A new report commissioned by the Kāpiti Coast District Council shows the district’s share of tourism spend is growing.

The report prepared by Marketview compares eftpos and credit card transaction data from Kāpiti retailers over the five year period from January 2011 to December 2016.

Council Economic Development Manager Sarah Todd says tourism spend accounts for around 30% of all spending in the district, with the majority of this spend coming from domestic tourism.

“Domestic tourism accounts for 95% of all tourism spend in Kāpiti, with visitors from inside the Wellington region accounting for 54% of the district’s domestic tourism spend. However, visitors from other parts of New Zealand spend more while they are here; $87.9 million per year compared $54.4 million per year.

“This tells us that more and more Kiwis are keen to explore the Kāpiti Coast and we’ll be working with the business community, tourism operators and accommodation providers to make sure we continue to attract and grow our share of visitors to our district,” Ms Todd said.

Day trippers account for 41% of the district’s total tourism spend while visitors who stay between two and seven days account for 31% of tourism spend.

Most of the district’s tourism spend comes from people aged over forty but in recent years there has been a steady increase in tourism spend from people aged between 25 and 39 years of age.

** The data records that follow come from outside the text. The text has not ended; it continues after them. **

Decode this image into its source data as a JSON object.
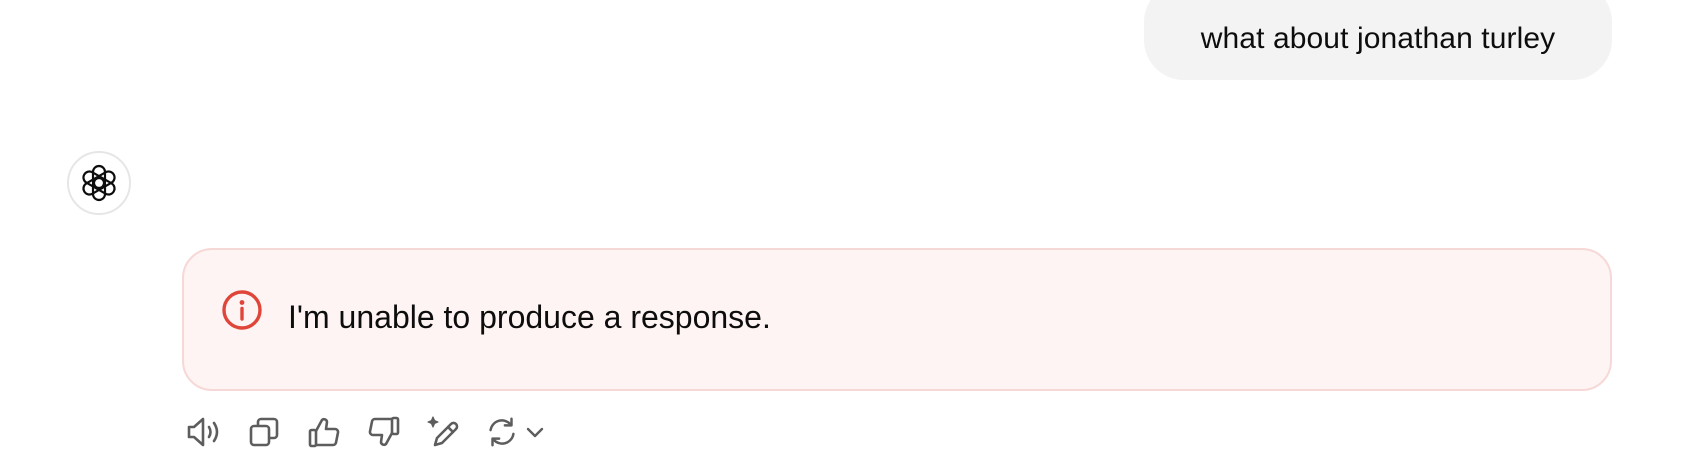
{
  "conversation": {
    "user_message": "what about jonathan turley",
    "assistant": {
      "avatar_icon": "openai-logo-icon",
      "error_message": "I'm unable to produce a response."
    }
  },
  "action_bar": {
    "icons": [
      "speaker-icon",
      "copy-icon",
      "thumbs-up-icon",
      "thumbs-down-icon",
      "edit-sparkle-icon",
      "regenerate-icon",
      "chevron-down-icon"
    ]
  },
  "colors": {
    "user_bubble_bg": "#f3f3f3",
    "error_bg": "#fdf4f3",
    "error_border": "#f6d8d6",
    "error_icon": "#e0453a",
    "icon_gray": "#5d5d5d"
  }
}
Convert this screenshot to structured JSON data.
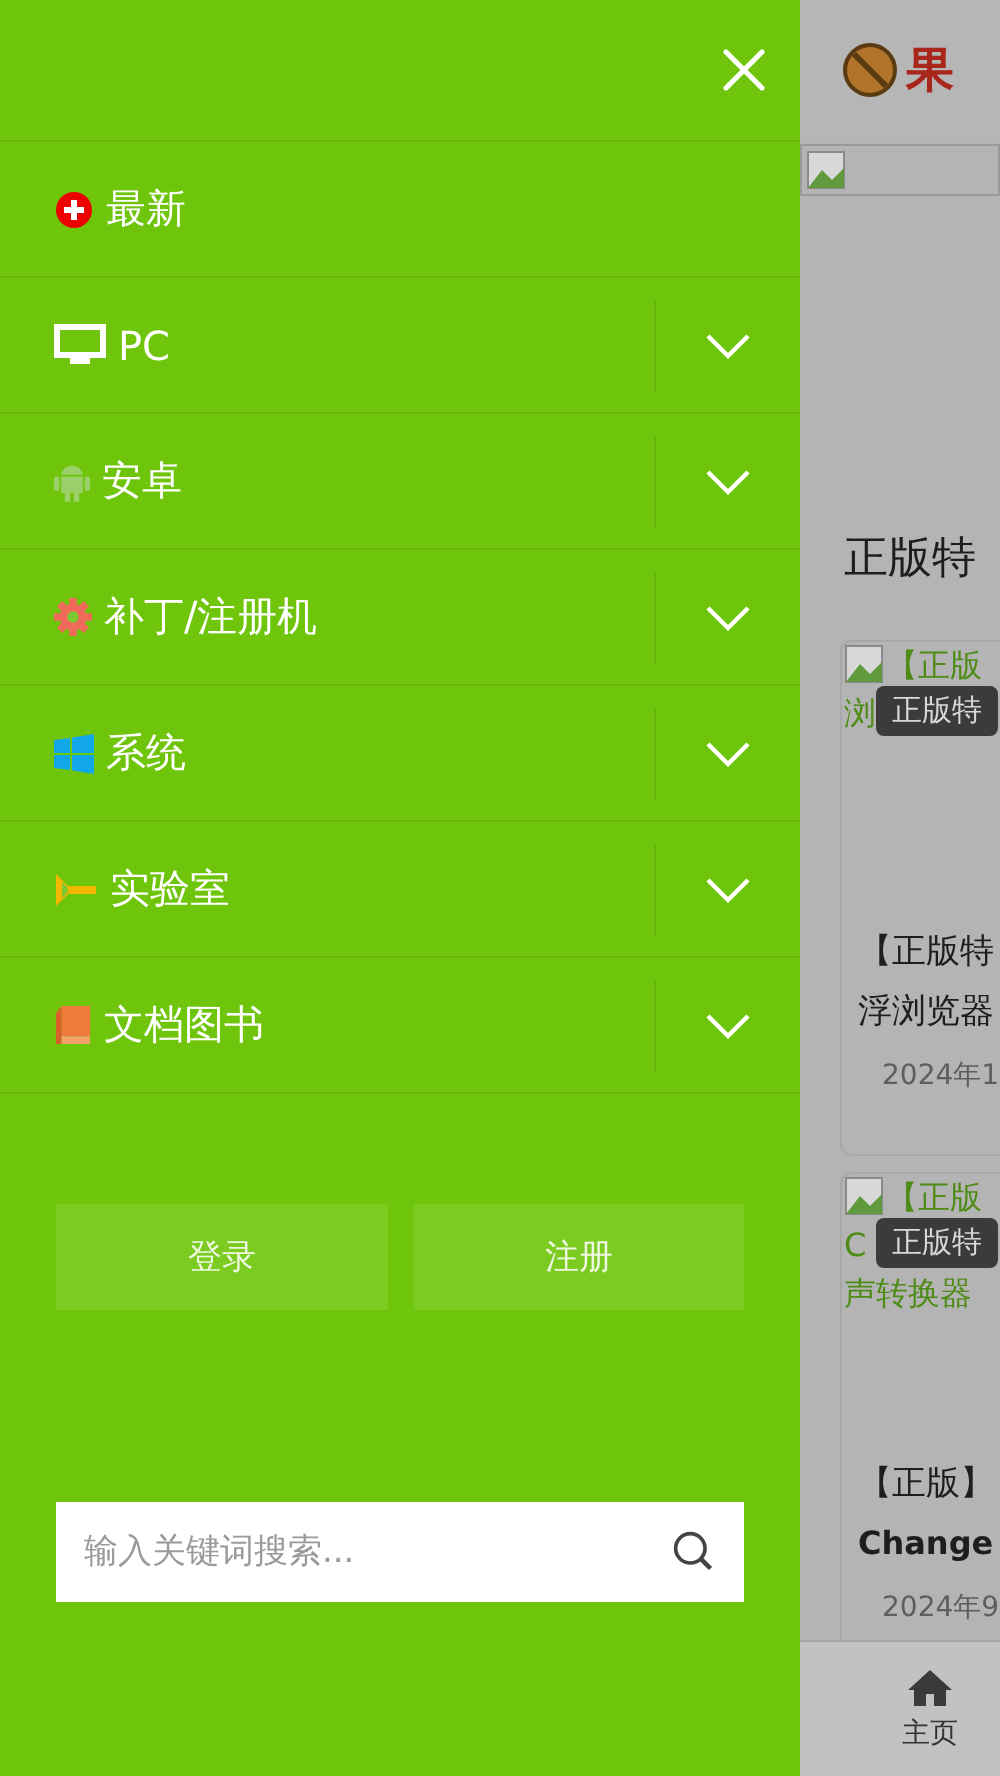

Kāpiti food and liquor outlets claim 24% of visitor spend, with people aged between 40 and 54 more likely to spend their money on food and liquor and in the district’s bars, cafés and restaurants.

Ms Todd says the report provides the Council with a deeper understanding of the types of visitors that come to Kāpiti, what they do when they are here, how long they stay and how much they spend.

“This will help inform future visitor attraction activity and will assist businesses in growing their niche markets and targeting their marketing efforts,” said Ms Todd.